Re: SET type (was Re: WAL versus Postgres) - Mailing list pgsql-hackers

From Tom Lane
Subject Re: SET type (was Re: WAL versus Postgres)
Date
Msg-id 15906.958542555@sss.pgh.pa.us
Whole thread Raw
In response to SET type (was Re: WAL versus Postgres)  (Peter Eisentraut <peter_e@gmx.net>)
List pgsql-hackers
Peter Eisentraut <peter_e@gmx.net> writes:
> I've been playing around with that a while ago in the hope that this would
> explain this table-as-datatype thing but several findings led me to
> believe that this is long dead, removed, rotten code:

There's an awful lot of code still there ;-).  Undoubtedly it's
suffering from bit-rot, but I'm not sure the feature is as much
of a lost cause as you think.

> The function SetDefine in utils/adt/sets.c makes me think that a SET is
> more or less a stored procedure without arguments.
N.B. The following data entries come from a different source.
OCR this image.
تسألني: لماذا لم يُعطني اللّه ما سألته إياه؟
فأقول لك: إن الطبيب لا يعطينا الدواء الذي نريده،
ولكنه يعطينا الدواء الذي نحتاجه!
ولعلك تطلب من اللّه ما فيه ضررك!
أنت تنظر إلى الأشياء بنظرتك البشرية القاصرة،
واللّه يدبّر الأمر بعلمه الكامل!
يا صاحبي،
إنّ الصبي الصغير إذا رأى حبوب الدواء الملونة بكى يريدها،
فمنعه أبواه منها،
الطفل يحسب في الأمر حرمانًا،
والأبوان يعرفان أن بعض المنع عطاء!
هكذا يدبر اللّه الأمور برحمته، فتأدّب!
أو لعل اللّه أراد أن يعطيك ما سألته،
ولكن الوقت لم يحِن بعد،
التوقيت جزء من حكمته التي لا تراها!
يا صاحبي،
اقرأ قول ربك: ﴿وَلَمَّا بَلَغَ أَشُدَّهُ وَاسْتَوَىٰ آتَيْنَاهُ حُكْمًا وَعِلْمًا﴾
That squares with what I've been reading in the old Postgres papers;
they didn't call it a "set", but they definitely put a lot of emphasis
on the notion of a stored procedure that would generate a set of tuples
when called.

What I'm confused about at the moment is that there seem to be two
different facilities in the Postgres code that could be equated to
that concept.  There is the "attisset" stuff, and then there is the
notion of a function that takes a relation as input and produces
another relation as output.  The latter still sort of works --- there
are regression test cases that exercise it, and even though the
implementation has some fundamental shortcomings it is still useful.
This seems to be related to "attisset" but yet not be the same thing.
Like I said, I'm confused...

> That is, you would define some SET type in terms of a query from
> another table and then you could use predicates like `value in
> set'. The syntax for this must have gotten lost in the PostQUEL to SQL
> switch.

It's possible to invoke both facilities via the nested-dot notation.
If I understood which gets invoked when, I'd be a lot further along.